Un tribunal en México determinó que las escuelas deben atender emergencias médicas sin esperar el permiso de los padres, priorizando la vida y la salud de los alumnos. El fallo, emitido por el Décimo Tribunal Colegiado en Materia Administrativa del Primer Circuito en el amparo directo 171/2024, establece que las instituciones educativas deben actuar de inmediato ante emergencias, sin excusarse en la falta de autorización de los padres.
El caso que detonó esta decisión ocurrió en la Ciudad de México, donde una escuela privada fue multada por la autoridad educativa tras no solicitar una ambulancia para un alumno con fracturas en ambos brazos, bajo el argumento de que no logró contactar a sus padres. El tribunal señaló que no se puede retrasar la atención médica de un menor por no tener autorización de sus padres.
La resolución se basa en lineamientos de la Secretaría de Educación Pública (SEP) y en el principio del interés superior de la niñez. A nivel nacional, la SEP establece que, ante accidentes en escuelas, se debe brindar atención inmediata, pero en la práctica muchos planteles esperaban primero la autorización de los padres. Con este fallo, ya no hay margen de duda: la atención médica urgente debe darse primero, y el aviso después.
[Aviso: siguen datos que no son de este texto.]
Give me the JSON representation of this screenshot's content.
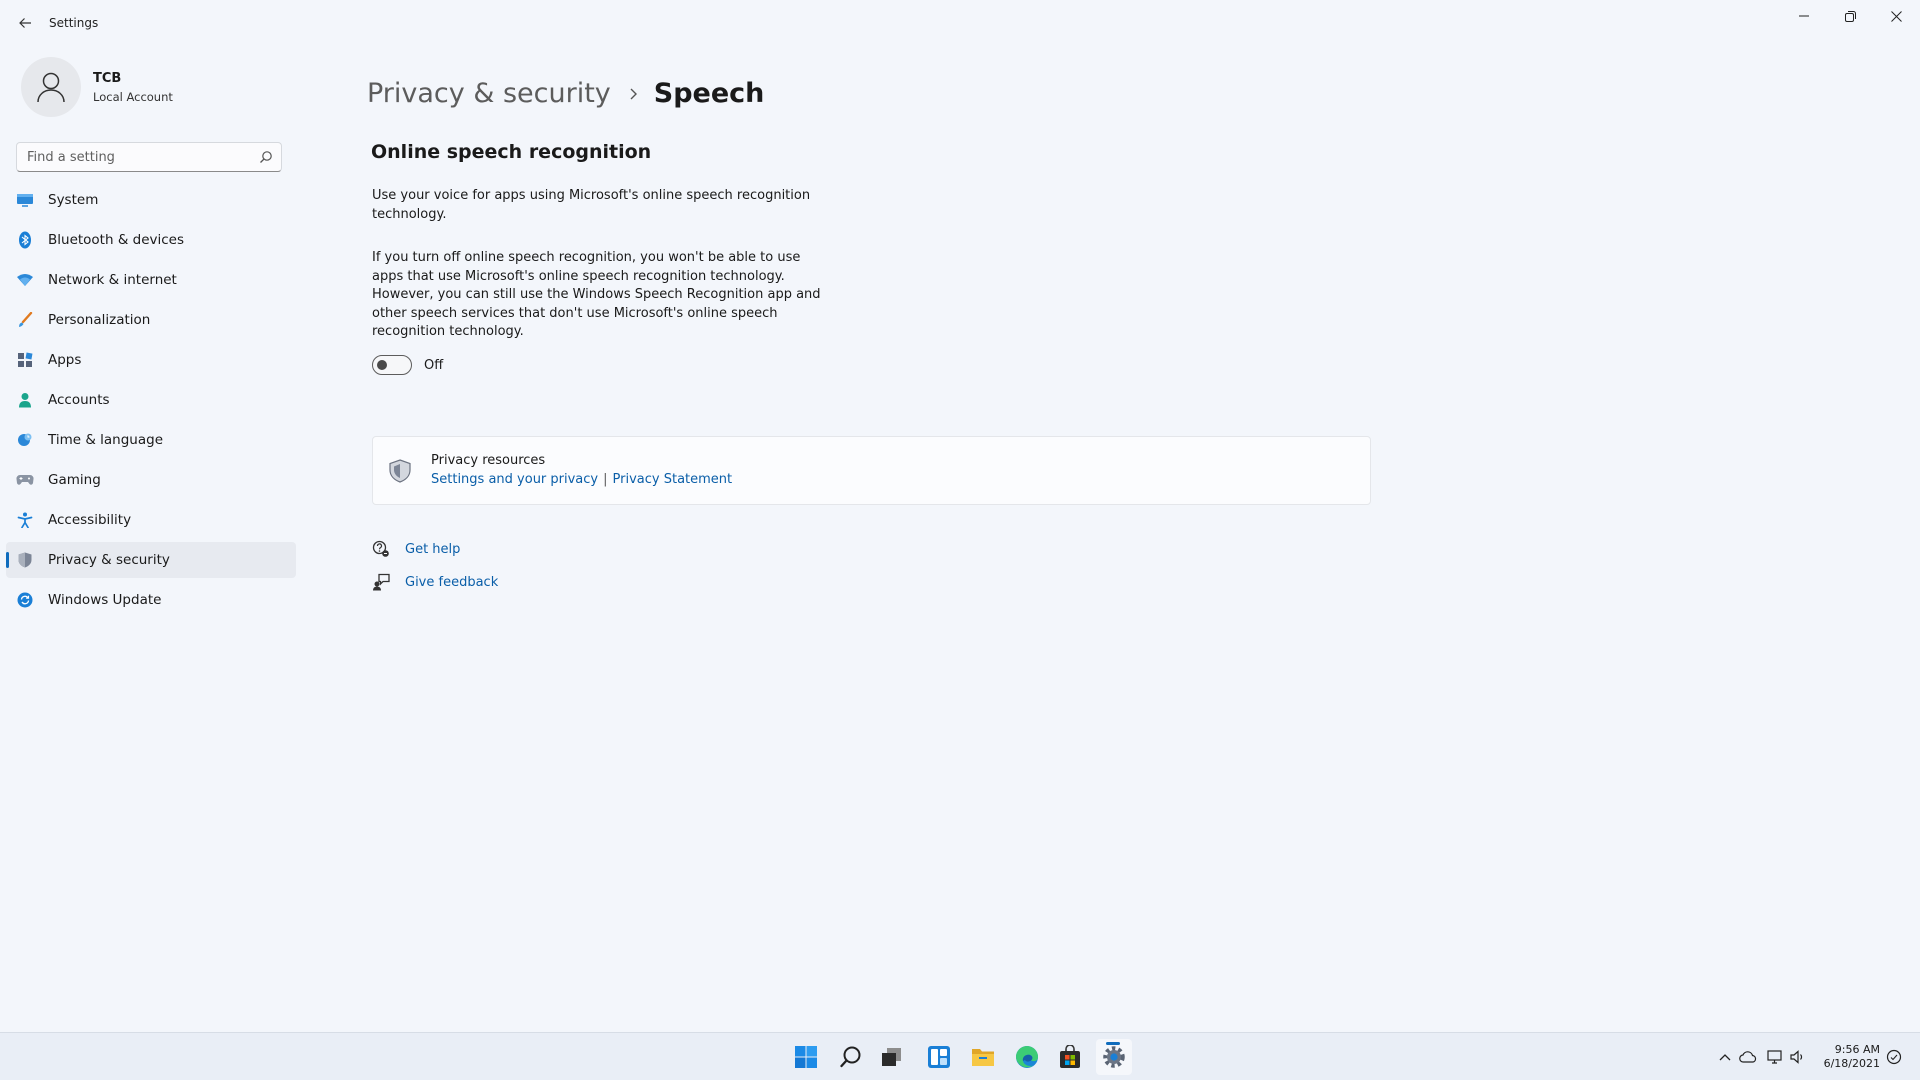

El tribunal determinó que las instituciones educativas autorizadas por la SEP deben garantizar la integridad personal del alumnado y realizar las diligencias necesarias para que, en caso de accidentes, reciban inmediatamente el tratamiento médico adecuado, sin que puedan aludir ausencia de responsabilidad por la falta de autorización de los padres para solicitar el traslado y la atención hospitalaria.